In vitro, the ability of PFAS to influence cell proliferation, particularly in assays of breast and other endocrine mediated cells and tissues has been assessed. PFOA and PFOS both increased proliferation, cell migration and invasion of normal human breast epithelial cells and altered the expression of proteins involved in cell cycle regulation, including cyclin dependent kinase 4 [
202,
203]. Similarly, in a mixture with two other chemicals found in consumer products, environmentally relevant concentrations of PFOA increased cell proliferation in non-malignant breast cancer cells through cell cycle disruption, reduced cell apoptosis and increased estrogen receptor alpha levels [
204].
In vitro, PFOA induced cell migration and invasion in human endometrial [
205] and ovarian cancer cells [
206], mediated by the ERK (extracellular signal-regulated kinase)/mTOR (mammalian target of rapamycin) and the ERK 1/2 nuclear factor-kappaB signaling pathways respectively. In the granulosa tumor spheroid culture model of ovarian cancer, PFOA and PFOS both increased cell proliferation mediated by insulin-like growth-factor 1 receptor [
207]. In a human liver cell line, PFOA and PFOS increased the expression of cyclins and cyclin-dependent kinases and induced cell proliferation through G1 to S phase transitions [
208,
209]. Additionally, 6:2 and 8:2 FTOH stimulated proliferation in the MCF-7 breast cancer cell line [
210].
Information for this key characteristic can be gathered from pathological assessments of tissues from exposed laboratory animals using tissue hyperplasia is an indicator of cell proliferation.

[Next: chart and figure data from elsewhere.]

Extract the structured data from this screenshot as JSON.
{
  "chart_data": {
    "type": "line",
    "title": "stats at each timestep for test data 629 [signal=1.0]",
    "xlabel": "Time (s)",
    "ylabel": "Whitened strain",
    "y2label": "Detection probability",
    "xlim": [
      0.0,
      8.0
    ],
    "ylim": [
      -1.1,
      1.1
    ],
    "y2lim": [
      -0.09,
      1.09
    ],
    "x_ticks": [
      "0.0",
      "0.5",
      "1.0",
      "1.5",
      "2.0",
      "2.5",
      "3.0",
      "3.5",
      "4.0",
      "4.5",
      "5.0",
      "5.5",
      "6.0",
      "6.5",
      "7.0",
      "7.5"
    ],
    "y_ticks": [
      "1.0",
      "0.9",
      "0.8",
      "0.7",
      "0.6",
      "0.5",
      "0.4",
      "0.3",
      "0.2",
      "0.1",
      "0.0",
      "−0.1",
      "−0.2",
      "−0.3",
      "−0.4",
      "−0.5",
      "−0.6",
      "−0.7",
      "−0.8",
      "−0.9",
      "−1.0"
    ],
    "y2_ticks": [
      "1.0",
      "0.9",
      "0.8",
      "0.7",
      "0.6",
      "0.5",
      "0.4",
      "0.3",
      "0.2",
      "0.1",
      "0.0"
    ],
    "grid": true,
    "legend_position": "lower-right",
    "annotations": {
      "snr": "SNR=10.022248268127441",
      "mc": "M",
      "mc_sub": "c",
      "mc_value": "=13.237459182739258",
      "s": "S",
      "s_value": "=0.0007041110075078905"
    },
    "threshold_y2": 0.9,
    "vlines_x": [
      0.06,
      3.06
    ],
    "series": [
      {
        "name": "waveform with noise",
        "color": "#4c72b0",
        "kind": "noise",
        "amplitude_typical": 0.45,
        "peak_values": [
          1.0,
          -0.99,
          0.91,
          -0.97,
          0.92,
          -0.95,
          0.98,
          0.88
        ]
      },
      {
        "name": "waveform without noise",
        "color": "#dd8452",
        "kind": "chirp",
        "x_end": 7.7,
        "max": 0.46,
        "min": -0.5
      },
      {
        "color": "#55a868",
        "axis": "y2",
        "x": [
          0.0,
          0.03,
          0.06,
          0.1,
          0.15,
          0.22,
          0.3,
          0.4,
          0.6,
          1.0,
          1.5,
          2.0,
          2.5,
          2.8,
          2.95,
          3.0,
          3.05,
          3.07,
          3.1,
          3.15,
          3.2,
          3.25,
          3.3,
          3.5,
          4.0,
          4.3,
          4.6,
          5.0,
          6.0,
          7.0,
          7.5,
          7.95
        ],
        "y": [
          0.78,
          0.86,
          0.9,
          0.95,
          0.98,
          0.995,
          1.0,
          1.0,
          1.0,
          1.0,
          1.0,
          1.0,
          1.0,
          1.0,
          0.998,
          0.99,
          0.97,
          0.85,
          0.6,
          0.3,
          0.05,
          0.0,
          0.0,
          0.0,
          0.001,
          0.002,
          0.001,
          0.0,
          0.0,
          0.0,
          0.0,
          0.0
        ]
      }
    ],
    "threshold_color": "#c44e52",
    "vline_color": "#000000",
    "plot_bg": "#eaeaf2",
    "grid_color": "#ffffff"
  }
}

After 28 day exposure in rats, PFOA induced hyperplasia of the olfactory and respiratory epithelium. Impact on olfactory tissue were also observed for PFHxA, PFBS and PFHxS. In addition, PFBS and PFNA induced hyperplasia in the forestomach epithelium [
61,
62].
Increased cell proliferation has been observed in vitro for PFOA, PFOS, 6:2 and 8:2 FTOH and in vivo for PFOA, PFOS, PFHxA, PFBS, PFHxS and PFNA providing suggestive evidence that both long and short-chain PFAS are associated with this key characteristic (
Table 8). As yet, information on the effects of other members of the PFAS family on proliferation, nutrient supply and cell death is not available. Given that such assays can be carried out with a high-throughput in vitro approach, we anticipate that research over the next several years will fill crucial data gaps in this area.